Note: The above quote is from the candidate's website, which may include some typographical or spelling errors.


What was at stake?

There were six seats on the school board up for election on November 5, 2013. All six incumbents sought re-election to the board and won, defeating the three challengers: Lorraine Gately, Melissa L. Romaniello and Stanley H. Wotring, Jr. In the September 17 primary, all of the top six vote recipients were incumbents.[5]

About the district

See also: Lynn Public Schools, Massachusetts
Lynn Public Schools is located in Essex County, Massachusetts
Lynn Public Schools is located in Essex County, Massachusetts. The county seats of Essex County are Lawrence and Salem. According to the 2010 US Census, Essex County is home to 755,618 residents.[6]

Demographics

Essex County outperformed the rest of Massachusetts in terms of its poverty rate but under performed with regard to median rates of average household income and higher education achievement in 2011. The median household income in Essex County was $65,785 compared to $65,981 for the state of Massachusetts. The poverty rate in Essex County was 10.6% compared to 10.7% for the entire state. The US Census also found that 36.4% of Essex County residents aged 25 years and older attained a Bachelor's degree compared to 38.7% in Massachusetts.[6]

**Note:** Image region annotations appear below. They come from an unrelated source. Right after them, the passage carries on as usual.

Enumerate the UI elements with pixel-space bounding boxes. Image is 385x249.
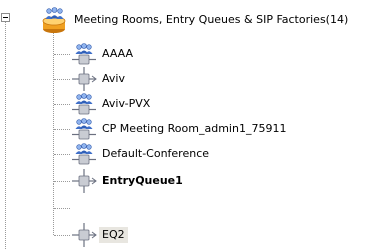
meeting-room-icon [70, 142, 98, 166]
tree-item-aviv-pvx[interactable]: Aviv-PVX [70, 92, 153, 116]
tree-connector-horizontal [54, 235, 70, 236]
tree-root[interactable]: Meeting Rooms, Entry Queues & SIP Factor… [40, 6, 351, 34]
tree-item-label: Aviv-PVX [102, 97, 151, 110]
tree-connector-horizontal [54, 79, 70, 80]
tree-connector-horizontal [54, 104, 70, 105]
tree-item-label: EntryQueue1 [102, 174, 183, 187]
tree-connector-horizontal [54, 54, 70, 55]
meeting-room-icon [70, 42, 98, 66]
tree-connector-horizontal [54, 208, 70, 209]
tree-item-aviv[interactable]: Aviv [70, 67, 128, 91]
meeting-room-icon [70, 92, 98, 116]
entry-queue-icon [70, 223, 98, 247]
entry-queue-icon [70, 169, 98, 193]
meeting-room-icon [70, 117, 98, 141]
tree-item-label: Aviv [102, 72, 125, 85]
tree-item-default-conference[interactable]: Default-Conference [70, 142, 212, 166]
database-people-icon [40, 6, 70, 34]
collapse-toggle[interactable] [1, 13, 10, 22]
tree-root-label: Meeting Rooms, Entry Queues & SIP Factor… [74, 13, 349, 26]
tree-item-eq2[interactable]: EQ2 [70, 223, 128, 247]
tree-connector-horizontal [54, 129, 70, 130]
tree-item-label: EQ2 [99, 227, 128, 243]
tree-connector-horizontal [54, 181, 70, 182]
tree-connector-vertical [53, 184, 54, 235]
tree-connector-horizontal [54, 154, 70, 155]
tree-item-label: Default-Conference [102, 147, 210, 160]
meeting-rooms-tree: Meeting Rooms, Entry Queues & SIP Factor… [0, 0, 385, 249]
entry-queue-icon [70, 67, 98, 91]
tree-item-label: AAAA [102, 47, 134, 60]
tree-item-label: CP Meeting Room_admin1_75911 [102, 122, 287, 135]
tree-item-entryqueue1[interactable]: EntryQueue1 [70, 169, 186, 193]
tree-connector-vertical [5, 22, 6, 249]
tree-item-aaaa[interactable]: AAAA [70, 42, 136, 66]
tree-item-cp-meeting-room[interactable]: CP Meeting Room_admin1_75911 [70, 117, 289, 141]
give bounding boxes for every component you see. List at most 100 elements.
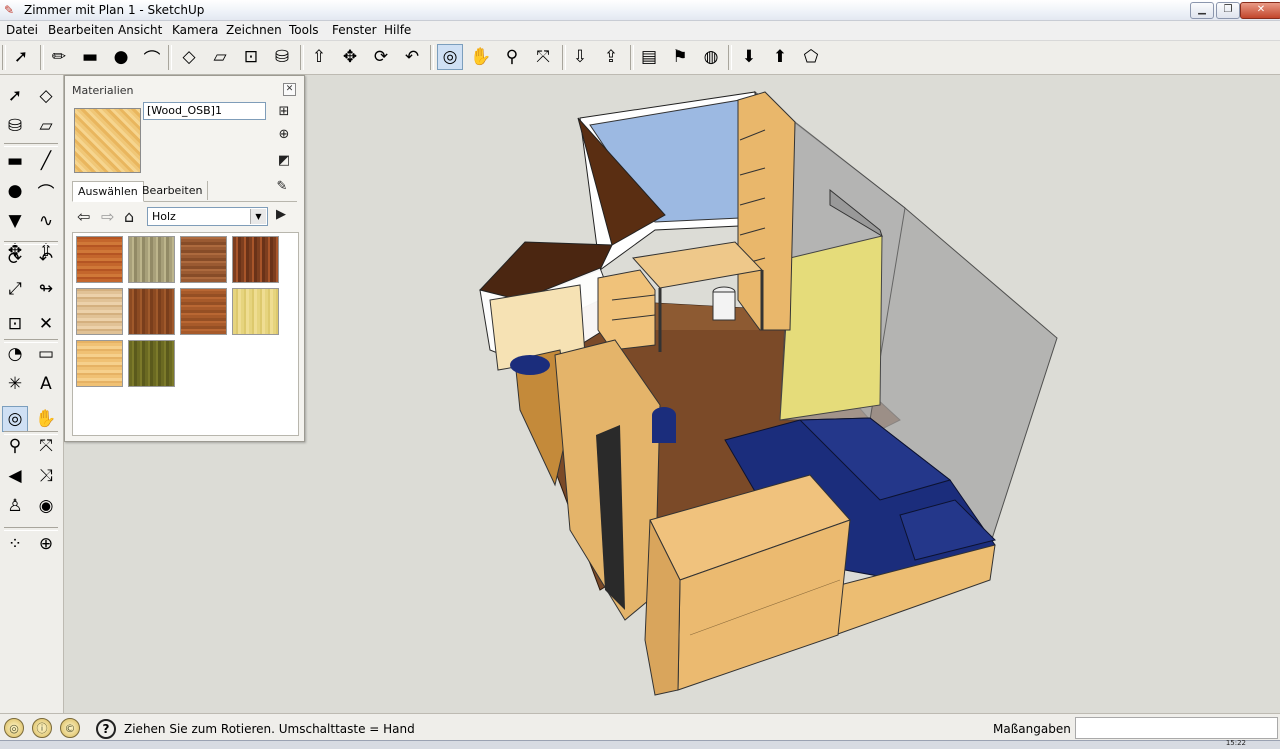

Racial Demographics, 2012[6]
Race Essex County (%) Massachusetts (%)
White 87.7 83.7
Black or African American 5.7 7.9
American Indian and Alaska Native 0.8 0.5
Asian 3.5 5.8
Native Hawaiian and Other Pacific Islander 0.1 0.1
Two or More Races 2.1 2.0
Hispanic or Latino 17.4 10.1

Party Affiliation, 2012[7]
Party Registered Voters  % of Total
Democratic 154,655 32.45
Republican 57,470 12.06
Green-Rainbow 439 0.09
Unaffiliated 261,832 54.93
Other 2,266 0.48


Note: The United States Census Bureau considers "Hispanic or Latino" to be a place of origin, not a race. Therefore, the Census allows citizens to report both their race and that they are from a "Hispanic or Latino" place of origin simultaneously. As a result, the percentages in each column of the racial demographics table will exceed 100 percent. Each column will add up to 100 percent after removing the "Hispanic or Latino" place of origin percentages.[8]